Monday, June 13, 2011

PMFTU is Not Banned in Singapore - Edward Gent

On the 19th of June 1948, the British mouthpiece Singapore Straits Times tried to instigate the idea banning Pan Malaya Federation of Trade Union in Singapore. Singapore Federation of Trade Union was doing quite well in Singapore under the leadership of P.Veerarasenan. As PMFTU organised 89 estate strikes (an average of two strikes on weekly basis) in 1947, Straits Times started to resume the role of pressuring the British High Commissioner in Malaya, Sir Gerard Edward James Gent.
Edward Gent was much more a reasonable administrator, unlike his successor Henry Gurney who was arrogant. In a meeting with representative of British Government, Edward Gent refused at one point to a suggestion of arresting S.A Ganapathy in Singapore. According to Gent, PMFTU only banned in Federation of Malaya not in Singapore. But sad to read on the departure of Edward Gent. Gent died in plane crash on his way returning to the United Kingdom in a Avro York transport aircraft of the Royal Air Force Douglas DC-6 of Scandinavian Airlines System near Northwood, north London on the 4th July 1948 (two weeks after this article published). There are a certain unsolved mystery and unanswered questions regarding his death. After his departure, entered Henry Gurney resumed the position of British High Commissioner in Malaya on the 1st October 1948. Using main stream media, the British planters associations begun to "push" their agenda through to persuade Henry Gurney to "finish off" union struggles in Malaya.

The Straits Times
Singapore, Sat., June 19, 1948.


THE P.M.F.T.U

This week has seen the removal from Kuala Lumpur to Singapore of the headquarters officials of the Pan malayan Federation of Trade Unions, in consequences of the action of the Federation Government in declaring the P.M.F.T.U and all the State and settlement organisations illegal.

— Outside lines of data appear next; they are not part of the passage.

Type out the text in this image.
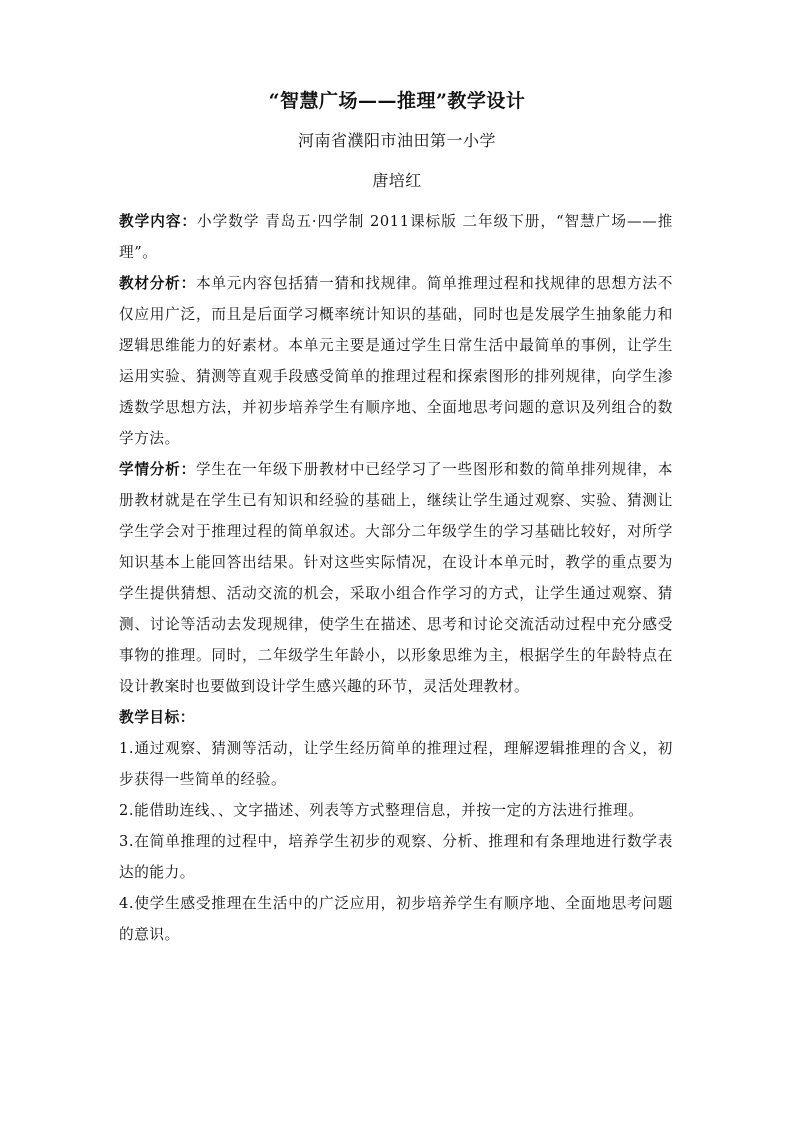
“智慧广场——推理”教学设计
河南省濮阳市油田第一小学
唐培红

教学内容：小学数学 青岛五·四学制 2011课标版 二年级下册，“智慧广场——推理”。

教材分析：本单元内容包括猜一猜和找规律。简单推理过程和找规律的思想方法不仅应用广泛，而且是后面学习概率统计知识的基础，同时也是发展学生抽象能力和逻辑思维能力的好素材。本单元主要是通过学生日常生活中最简单的事例，让学生运用实验、猜测等直观手段感受简单的推理过程和探索图形的排列规律，向学生渗透数学思想方法，并初步培养学生有顺序地、全面地思考问题的意识及列组合的数学方法。

学情分析：学生在一年级下册教材中已经学习了一些图形和数的简单排列规律，本册教材就是在学生已有知识和经验的基础上，继续让学生通过观察、实验、猜测让学生学会对于推理过程的简单叙述。大部分二年级学生的学习基础比较好，对所学知识基本上能回答出结果。针对这些实际情况，在设计本单元时，教学的重点要为学生提供猜想、活动交流的机会，采取小组合作学习的方式，让学生通过观察、猜测、讨论等活动去发现规律，使学生在描述、思考和讨论交流活动过程中充分感受事物的推理。同时，二年级学生年龄小，以形象思维为主，根据学生的年龄特点在设计教案时也要做到设计学生感兴趣的环节，灵活处理教材。

教学目标：

1.通过观察、猜测等活动，让学生经历简单的推理过程，理解逻辑推理的含义，初步获得一些简单的经验。

2.能借助连线、、文字描述、列表等方式整理信息，并按一定的方法进行推理。

3.在简单推理的过程中，培养学生初步的观察、分析、推理和有条理地进行数学表达的能力。

4.使学生感受推理在生活中的广泛应用，初步培养学生有顺序地、全面地思考问题的意识。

It appears that although banned everywhere else in Malaya, the P.M.F.T.U still carries on through its branch in Singapore.

This is not right. If the Federation bans an organisation, Singapore ought not to provide sanctuary for the organisation, even though it is in separate colony.

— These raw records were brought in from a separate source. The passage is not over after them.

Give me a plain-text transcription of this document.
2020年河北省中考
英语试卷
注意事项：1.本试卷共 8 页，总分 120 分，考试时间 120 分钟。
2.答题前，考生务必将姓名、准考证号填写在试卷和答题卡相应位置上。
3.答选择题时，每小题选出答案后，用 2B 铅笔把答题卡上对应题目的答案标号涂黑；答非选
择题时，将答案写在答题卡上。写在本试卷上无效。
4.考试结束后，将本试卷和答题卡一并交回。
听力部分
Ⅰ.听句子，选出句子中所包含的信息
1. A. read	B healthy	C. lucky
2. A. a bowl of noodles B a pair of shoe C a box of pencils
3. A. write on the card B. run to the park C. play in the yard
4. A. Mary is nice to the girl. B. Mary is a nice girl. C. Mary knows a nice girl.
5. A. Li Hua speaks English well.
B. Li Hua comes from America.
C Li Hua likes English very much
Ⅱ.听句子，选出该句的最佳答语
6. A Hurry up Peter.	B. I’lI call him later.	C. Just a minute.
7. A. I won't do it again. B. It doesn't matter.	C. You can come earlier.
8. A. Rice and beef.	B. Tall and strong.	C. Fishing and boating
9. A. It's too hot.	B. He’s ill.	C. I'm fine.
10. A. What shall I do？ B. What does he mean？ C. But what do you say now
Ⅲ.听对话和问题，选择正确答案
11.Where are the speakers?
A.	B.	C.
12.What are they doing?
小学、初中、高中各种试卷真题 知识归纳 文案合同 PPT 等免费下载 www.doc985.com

On the other hand, there is no reason why Singapore should automatically follow the Federation and ban its own S.F.T.U. In the first place, the Federation Government introduced its new legislation on federations of trade unions without prior consultation with Singapore. In the second place, the position with regard to lawlessness and violence is not nearly as bad here as it is on the mainland. When the Singapore Government banned the May Day procession and mass meeting the S.F.T.U protested strongly, but it revoked its foolish challenge to Government and there was no resort to murder squads after-wards.

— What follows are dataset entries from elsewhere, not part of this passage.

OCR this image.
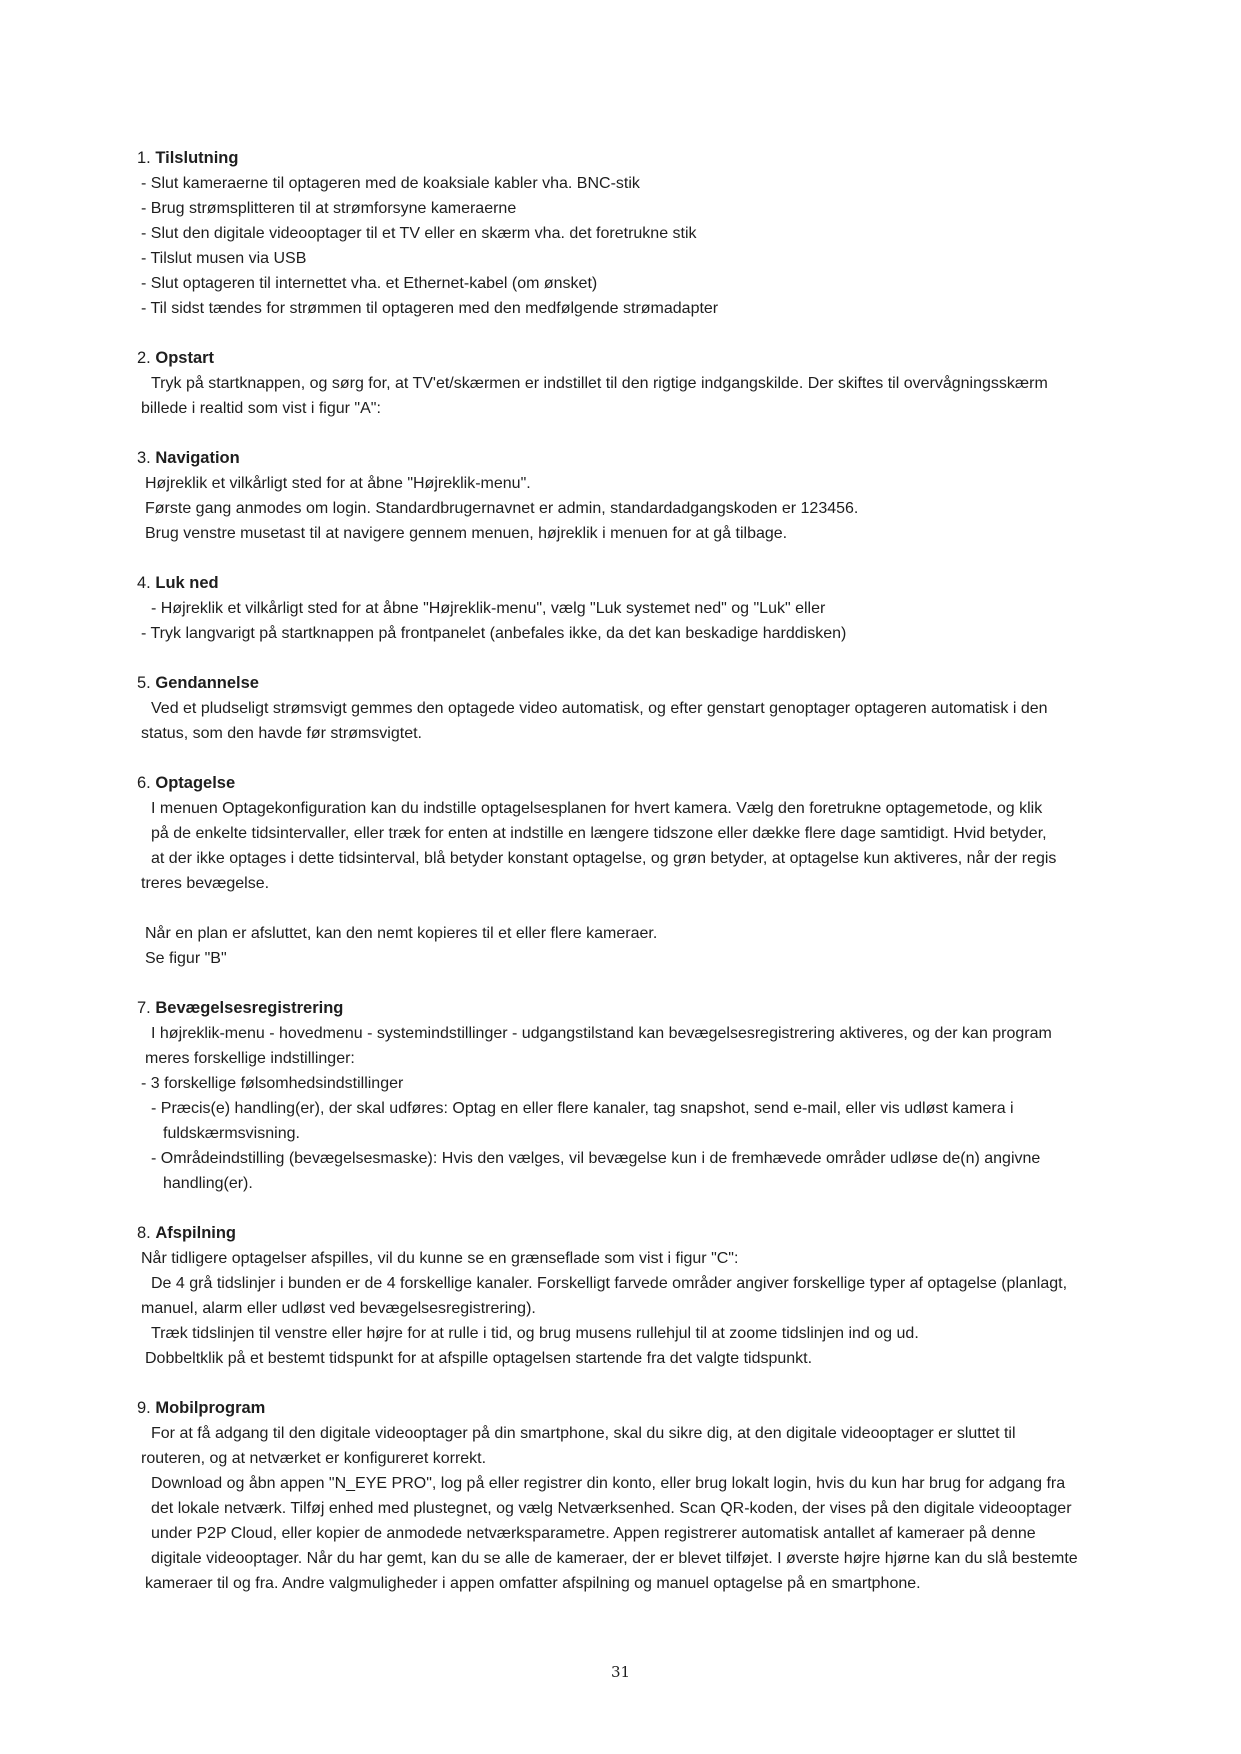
1. Tilslutning
- Slut kameraerne til optageren med de koaksiale kabler vha. BNC-stik
- Brug strømsplitteren til at strømforsyne kameraerne
- Slut den digitale videooptager til et TV eller en skærm vha. det foretrukne stik
- Tilslut musen via USB
- Slut optageren til internettet vha. et Ethernet-kabel (om ønsket)
- Til sidst tændes for strømmen til optageren med den medfølgende strømadapter
2. Opstart
Tryk på startknappen, og sørg for, at TV'et/skærmen er indstillet til den rigtige indgangskilde. Der skiftes til overvågningsskærm
billede i realtid som vist i figur "A":
3. Navigation
Højreklik et vilkårligt sted for at åbne "Højreklik-menu".
Første gang anmodes om login. Standardbrugernavnet er admin, standardadgangskoden er 123456.
Brug venstre musetast til at navigere gennem menuen, højreklik i menuen for at gå tilbage.
4. Luk ned
- Højreklik et vilkårligt sted for at åbne "Højreklik-menu", vælg "Luk systemet ned" og "Luk" eller
- Tryk langvarigt på startknappen på frontpanelet (anbefales ikke, da det kan beskadige harddisken)
5. Gendannelse
Ved et pludseligt strømsvigt gemmes den optagede video automatisk, og efter genstart genoptager optageren automatisk i den
status, som den havde før strømsvigtet.
6. Optagelse
I menuen Optagekonfiguration kan du indstille optagelsesplanen for hvert kamera. Vælg den foretrukne optagemetode, og klik
på de enkelte tidsintervaller, eller træk for enten at indstille en længere tidszone eller dække flere dage samtidigt. Hvid betyder,
at der ikke optages i dette tidsinterval, blå betyder konstant optagelse, og grøn betyder, at optagelse kun aktiveres, når der regis
treres bevægelse.
Når en plan er afsluttet, kan den nemt kopieres til et eller flere kameraer.
Se figur "B"
7. Bevægelsesregistrering
I højreklik-menu - hovedmenu - systemindstillinger - udgangstilstand kan bevægelsesregistrering aktiveres, og der kan program
meres forskellige indstillinger:
- 3 forskellige følsomhedsindstillinger
- Præcis(e) handling(er), der skal udføres: Optag en eller flere kanaler, tag snapshot, send e-mail, eller vis udløst kamera i
fuldskærmsvisning.
- Områdeindstilling (bevægelsesmaske): Hvis den vælges, vil bevægelse kun i de fremhævede områder udløse de(n) angivne
handling(er).
8. Afspilning
Når tidligere optagelser afspilles, vil du kunne se en grænseflade som vist i figur "C":
De 4 grå tidslinjer i bunden er de 4 forskellige kanaler. Forskelligt farvede områder angiver forskellige typer af optagelse (planlagt,
manuel, alarm eller udløst ved bevægelsesregistrering).
Træk tidslinjen til venstre eller højre for at rulle i tid, og brug musens rullehjul til at zoome tidslinjen ind og ud.
Dobbeltklik på et bestemt tidspunkt for at afspille optagelsen startende fra det valgte tidspunkt.
9. Mobilprogram
For at få adgang til den digitale videooptager på din smartphone, skal du sikre dig, at den digitale videooptager er sluttet til
routeren, og at netværket er konfigureret korrekt.
Download og åbn appen "N_EYE PRO", log på eller registrer din konto, eller brug lokalt login, hvis du kun har brug for adgang fra
det lokale netværk. Tilføj enhed med plustegnet, og vælg Netværksenhed. Scan QR-koden, der vises på den digitale videooptager
under P2P Cloud, eller kopier de anmodede netværksparametre. Appen registrerer automatisk antallet af kameraer på denne
digitale videooptager. Når du har gemt, kan du se alle de kameraer, der er blevet tilføjet. I øverste højre hjørne kan du slå bestemte
kameraer til og fra. Andre valgmuligheder i appen omfatter afspilning og manuel optagelse på en smartphone.
31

A very necessary warning to the S.F.T.U on dictatorial methods is given in the Colonial Secretary's annual report, published this week, but it is to be hoped that this does not mean that the Singapore Government is thinking of banning the S.F.T.U. So far, there has been comparatively little resort to industrial or political murder on this island, although how long that will last, no man can tell.

It will be better if the Singapore Government can follow a policy with regard to labour organisations which takes account of the the different circumstances in the Colony, in the hope that the S.F.T.U in particular will be persuaded by moderate and constitutional Left-Wing elements to steer clear of the force that are responsible for the abominable murders committed on the mainland during the last two months.